Betaalbaar, maar dan anders
ASML belooft “mee te betalen aan betaalbare woningen” – en dat doen ze ook. Alleen is hun definitie van *betaalbaar* iets anders dan die van de gemiddelde bouwvakker of verpleegkundige. Betaalbare huur vanaf duizend euro per maand? Betaalbare koop vanaf vier ton? Voor de meeste starters is dat geen woonbeleid, maar cabaret.

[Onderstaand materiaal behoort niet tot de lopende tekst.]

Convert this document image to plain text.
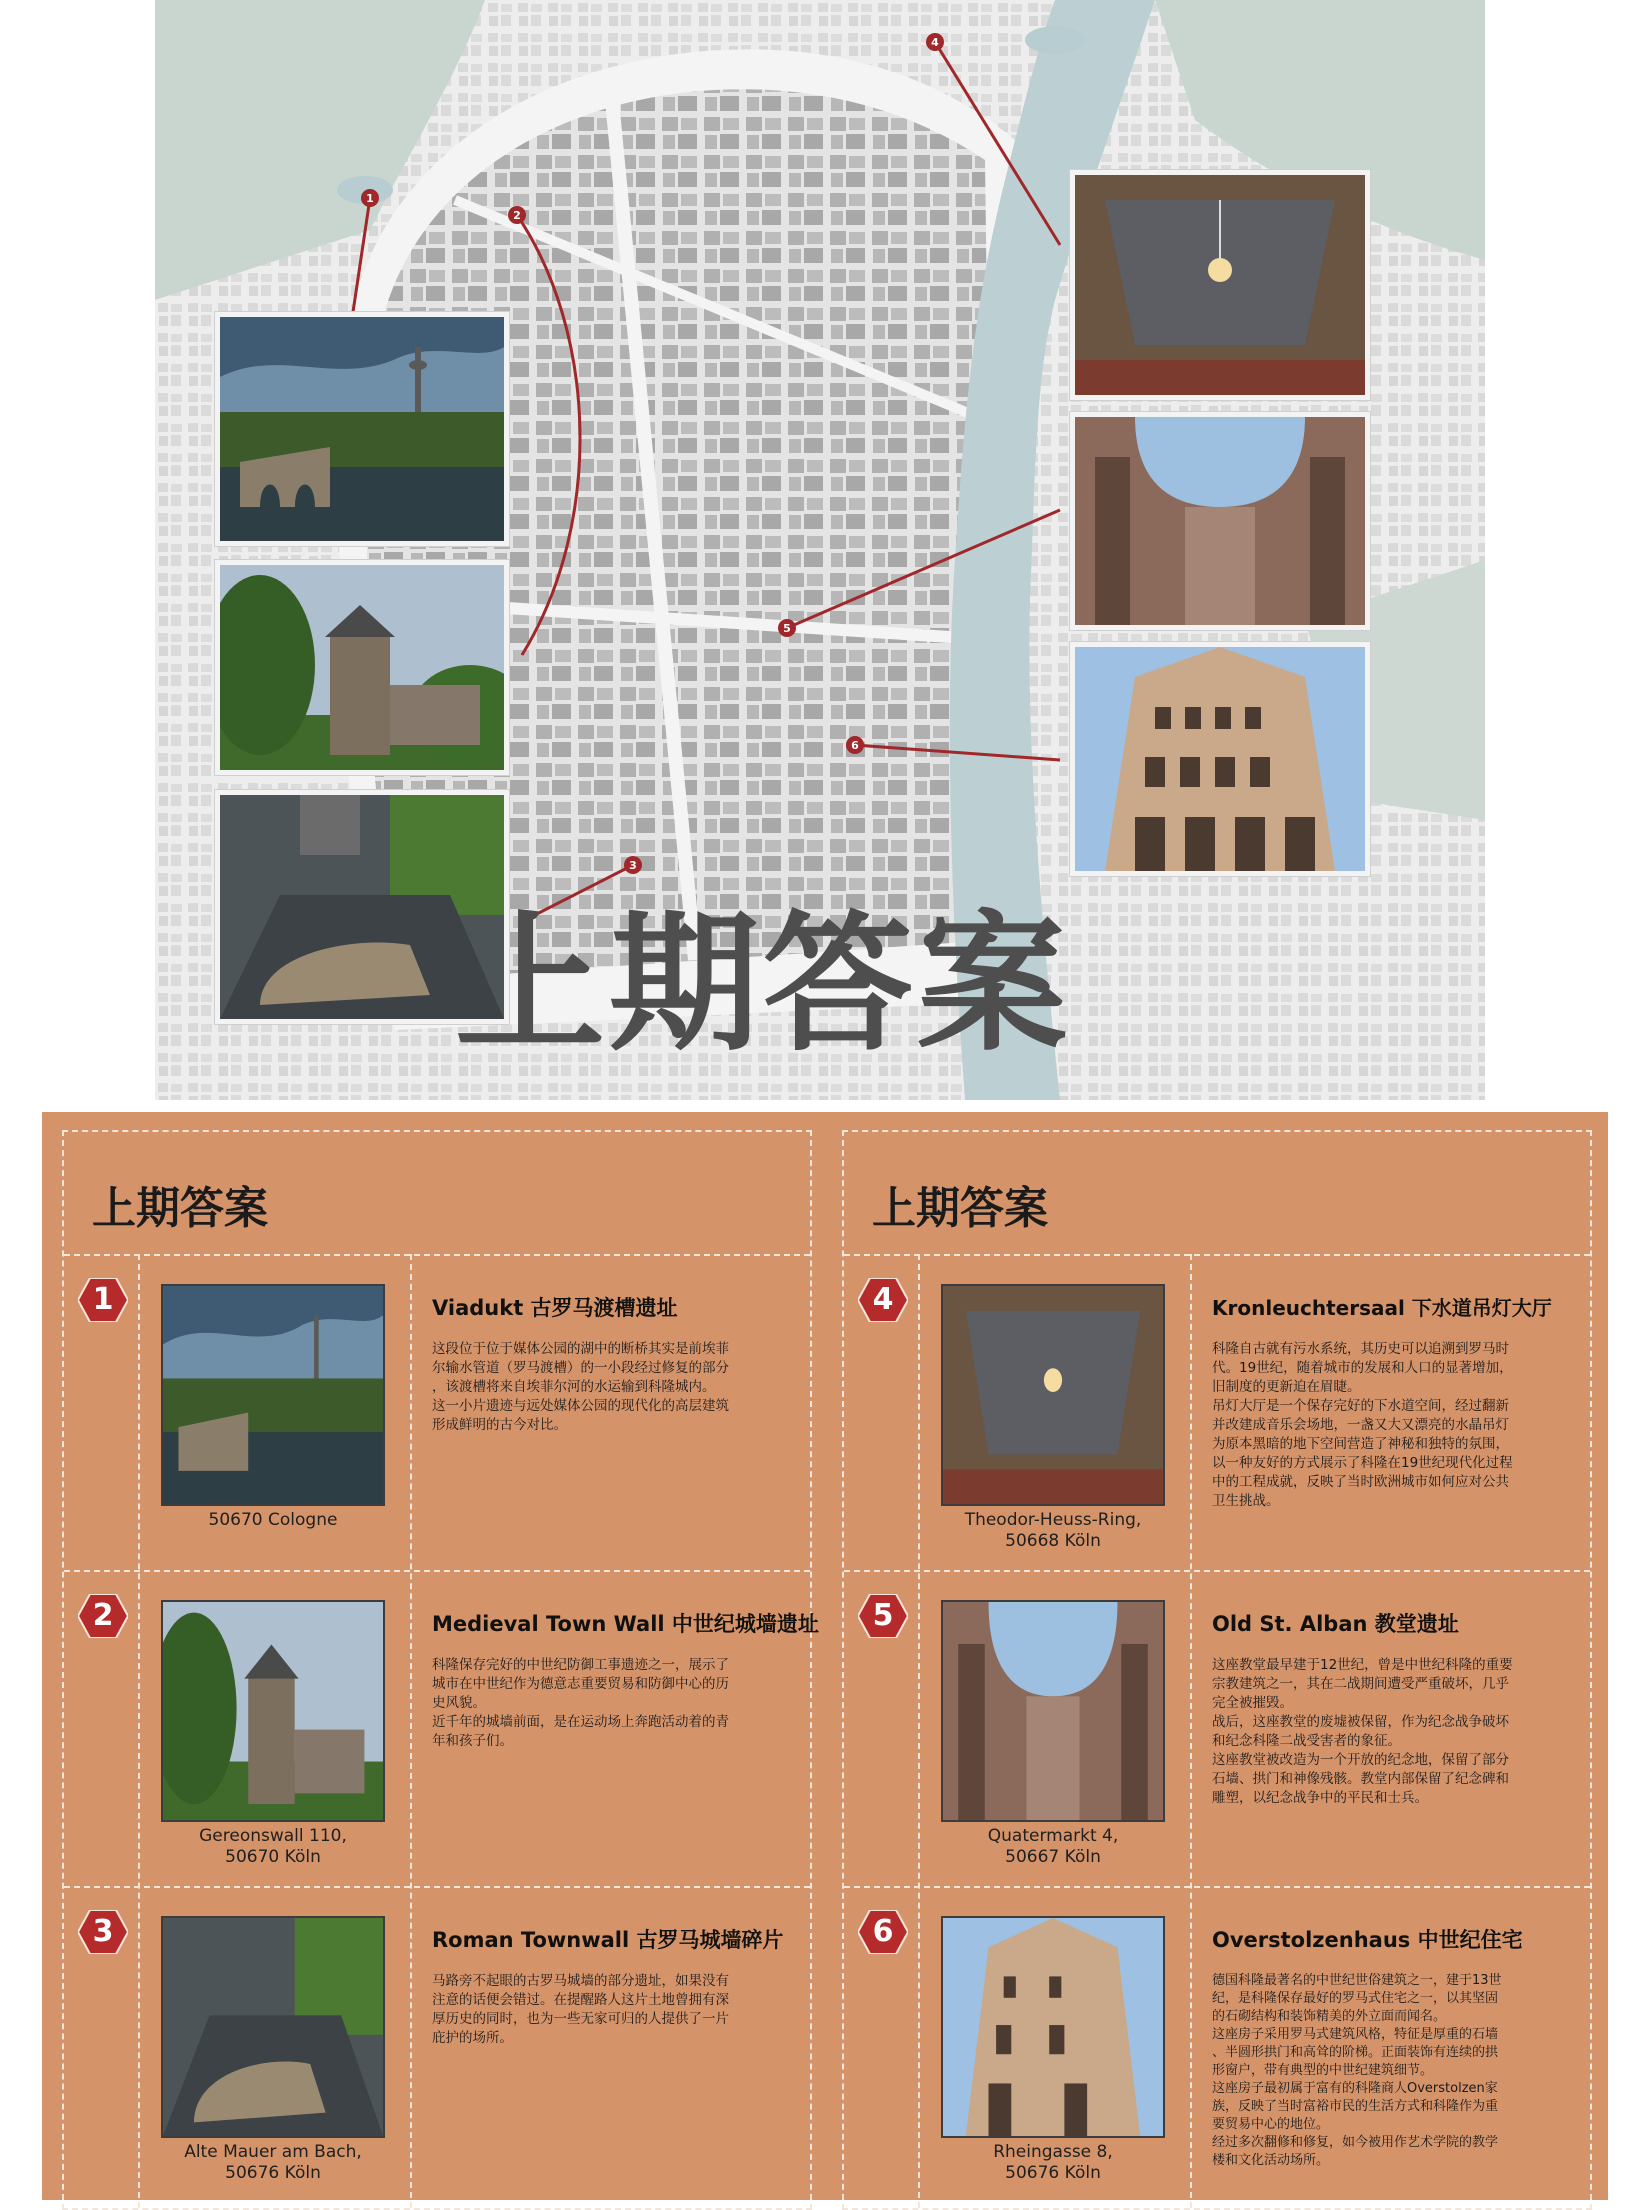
1
2
3
4
5
6
上期答案
上期答案
1
50670 Cologne
Viadukt 古罗马渡槽遗址
这段位于位于媒体公园的湖中的断桥其实是前埃菲
尔输水管道（罗马渡槽）的一小段经过修复的部分
，该渡槽将来自埃菲尔河的水运输到科隆城内。
这一小片遗迹与远处媒体公园的现代化的高层建筑
形成鲜明的古今对比。
2
Gereonswall 110,
50670 Köln
Medieval Town Wall 中世纪城墙遗址
科隆保存完好的中世纪防御工事遗迹之一，展示了
城市在中世纪作为德意志重要贸易和防御中心的历
史风貌。
近千年的城墙前面，是在运动场上奔跑活动着的青
年和孩子们。
3
Alte Mauer am Bach,
50676 Köln
Roman Townwall 古罗马城墙碎片
马路旁不起眼的古罗马城墙的部分遗址，如果没有
注意的话便会错过。在提醒路人这片土地曾拥有深
厚历史的同时，也为一些无家可归的人提供了一片
庇护的场所。
上期答案
4
Theodor-Heuss-Ring,
50668 Köln
Kronleuchtersaal 下水道吊灯大厅
科隆自古就有污水系统，其历史可以追溯到罗马时
代。19世纪，随着城市的发展和人口的显著增加，
旧制度的更新迫在眉睫。
吊灯大厅是一个保存完好的下水道空间，经过翻新
并改建成音乐会场地，一盏又大又漂亮的水晶吊灯
为原本黑暗的地下空间营造了神秘和独特的氛围，
以一种友好的方式展示了科隆在19世纪现代化过程
中的工程成就，反映了当时欧洲城市如何应对公共
卫生挑战。
5
Quatermarkt 4,
50667 Köln
Old St. Alban 教堂遗址
这座教堂最早建于12世纪，曾是中世纪科隆的重要
宗教建筑之一，其在二战期间遭受严重破坏，几乎
完全被摧毁。
战后，这座教堂的废墟被保留，作为纪念战争破坏
和纪念科隆二战受害者的象征。
这座教堂被改造为一个开放的纪念地，保留了部分
石墙、拱门和神像残骸。教堂内部保留了纪念碑和
雕塑，以纪念战争中的平民和士兵。
6
Rheingasse 8,
50676 Köln
Overstolzenhaus 中世纪住宅
德国科隆最著名的中世纪世俗建筑之一，建于13世
纪，是科隆保存最好的罗马式住宅之一，以其坚固
的石砌结构和装饰精美的外立面而闻名。
这座房子采用罗马式建筑风格，特征是厚重的石墙
、半圆形拱门和高耸的阶梯。正面装饰有连续的拱
形窗户，带有典型的中世纪建筑细节。
这座房子最初属于富有的科隆商人Overstolzen家
族，反映了当时富裕市民的生活方式和科隆作为重
要贸易中心的地位。
经过多次翻修和修复，如今被用作艺术学院的教学
楼和文化活动场所。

De expats, massaal aangetrokken door het ASML‑wonder, hebben intussen de sleutel van het huis. Eén op de tien woningen in Veldhoven wordt aan hen verkocht, vaak met tienduizenden euro’s overvraag. Ook in de wijk Genderbeemd in Eindhoven is de voertaal Engels geworden. Makelaars lachen er hun tandvullingen uit; starters verdwijnen naar Weert, Helmond en Venlo en zelfs naar België. En wij, de bewoners die hier al decennia belasting betalen, mogen blij zijn als we nog een parkeerplek vinden na zessen.
De mens als bijzaak
Ondertussen klaagt men bij de bushalte: “Ze zeggen dat ASML goed is voor iedereen, maar ik voel het nergens aan.” De infrastructuur piept, het zorgpersoneel vertrekt, scholen moeten leraren lokken met gratis woningdeelprojecten. De Brainport‑belofte van “welvaart voor de hele regio” verandert langzaam in een *winnende minderheid* — de hoogopgeleide elite die wél kan meebewegen met de groei, gesponsord door publieke voorzieningen en politieke volgzaamheid.

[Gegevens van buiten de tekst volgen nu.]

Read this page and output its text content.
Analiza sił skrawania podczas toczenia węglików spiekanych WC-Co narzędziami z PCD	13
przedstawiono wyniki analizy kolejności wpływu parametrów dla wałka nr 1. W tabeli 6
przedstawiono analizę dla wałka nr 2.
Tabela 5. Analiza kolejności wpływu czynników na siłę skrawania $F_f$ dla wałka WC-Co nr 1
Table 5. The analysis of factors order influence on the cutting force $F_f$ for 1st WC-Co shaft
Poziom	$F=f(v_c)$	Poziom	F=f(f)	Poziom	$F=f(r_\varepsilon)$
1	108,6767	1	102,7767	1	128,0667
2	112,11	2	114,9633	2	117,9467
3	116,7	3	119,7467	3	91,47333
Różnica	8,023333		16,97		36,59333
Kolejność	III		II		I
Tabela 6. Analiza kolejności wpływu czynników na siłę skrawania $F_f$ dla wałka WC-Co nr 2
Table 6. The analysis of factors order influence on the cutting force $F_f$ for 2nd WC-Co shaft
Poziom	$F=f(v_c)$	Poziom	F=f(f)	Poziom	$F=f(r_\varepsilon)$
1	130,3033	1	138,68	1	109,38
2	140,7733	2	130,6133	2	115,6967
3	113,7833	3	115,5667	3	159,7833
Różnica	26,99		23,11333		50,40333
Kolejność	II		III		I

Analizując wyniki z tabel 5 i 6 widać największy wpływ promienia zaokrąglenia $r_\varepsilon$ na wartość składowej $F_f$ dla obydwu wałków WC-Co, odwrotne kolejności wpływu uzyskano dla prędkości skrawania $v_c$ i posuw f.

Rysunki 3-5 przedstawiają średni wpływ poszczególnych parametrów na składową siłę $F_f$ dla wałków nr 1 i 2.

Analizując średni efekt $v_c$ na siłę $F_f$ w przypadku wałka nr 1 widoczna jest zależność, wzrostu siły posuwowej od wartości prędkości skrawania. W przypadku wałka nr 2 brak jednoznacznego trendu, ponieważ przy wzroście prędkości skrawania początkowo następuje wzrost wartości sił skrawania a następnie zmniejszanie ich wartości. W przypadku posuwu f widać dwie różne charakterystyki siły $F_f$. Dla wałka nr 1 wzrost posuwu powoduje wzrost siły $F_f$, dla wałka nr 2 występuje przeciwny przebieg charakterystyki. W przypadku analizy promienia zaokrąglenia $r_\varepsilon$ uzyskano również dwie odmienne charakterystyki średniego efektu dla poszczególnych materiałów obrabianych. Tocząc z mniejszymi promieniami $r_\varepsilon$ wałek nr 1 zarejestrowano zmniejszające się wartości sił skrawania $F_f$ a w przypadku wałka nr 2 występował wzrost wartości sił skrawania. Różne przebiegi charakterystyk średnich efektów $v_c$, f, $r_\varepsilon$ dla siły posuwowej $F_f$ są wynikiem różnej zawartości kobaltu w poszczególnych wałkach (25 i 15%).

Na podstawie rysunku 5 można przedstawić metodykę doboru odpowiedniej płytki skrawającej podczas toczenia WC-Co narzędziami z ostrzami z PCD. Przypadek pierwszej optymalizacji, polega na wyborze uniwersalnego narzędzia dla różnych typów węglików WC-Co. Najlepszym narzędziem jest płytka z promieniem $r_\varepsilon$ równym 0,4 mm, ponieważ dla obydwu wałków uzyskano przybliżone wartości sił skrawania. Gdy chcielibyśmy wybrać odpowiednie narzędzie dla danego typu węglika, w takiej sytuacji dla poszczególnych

ASML zelf doet zichtbaar aan maatschappelijke PR: sponsoring van culturele instellingen, donaties aan voedselbanken, vrijwilligersprojecten. Mooie gebaren, maar tegelijk symbolisch. De kern van het probleem – de ruimtedruk, woningnood, ongelijkheid – blijft intact. De glitter is voor de buitenwereld, de frictie voor de buren.
Brainport of Breinbreuk?
Toekomstscenario’s van planbureaus en universiteiten zijn helder: als ASML straks afkoelt of deels automatiseert, kan de hele regio een recessie‑achtige naschok krijgen. De huizenmarkt is dan een kaartenhuis: gebouwd op expatgeluk en brute marktkracht. Dan staan niet alleen de parkeerplaatsen leeg, maar ook de beloftes.
De ironie is dat ASML zelf al nadenkt over duurzaamheid, balans en “veerkracht”. Alleen bedoelen ze veerkracht van de productieketen, niet van de inwoners. De rest moet vertrouwen dat het bedrijf ook aan onze toekomst denkt. Maar bedrijven denken niet in mensen, ze denken in marges.
Slot: wie durft nog “nee” te zeggen?
De politiek staat erbij en applaudisseert. Wie kritiek heeft, wordt weggezet als zuur, als achterblijver of – mijn favoriet – “niet‑visionair”. Maar visionair zijn betekent juist verder kijken dan het kwartaalrapport. Over tien jaar, als de groei vlakt, zal blijken dat de trots van vandaag misschien de last van morgen is.
ASML is fenomenaal, dat is waar. Zonder het bedrijf zou Nederland minder glans hebben. Maar wie alles inzet op één troef, gokt niet op de toekomst — hij koopt tijd. En tijd, zelfs in deze regio, is een eindige grondstof.
Dus ja, ik gun ASML hun groei. Maar ik gun mezelf, en mijn stad, ook een beetje adem.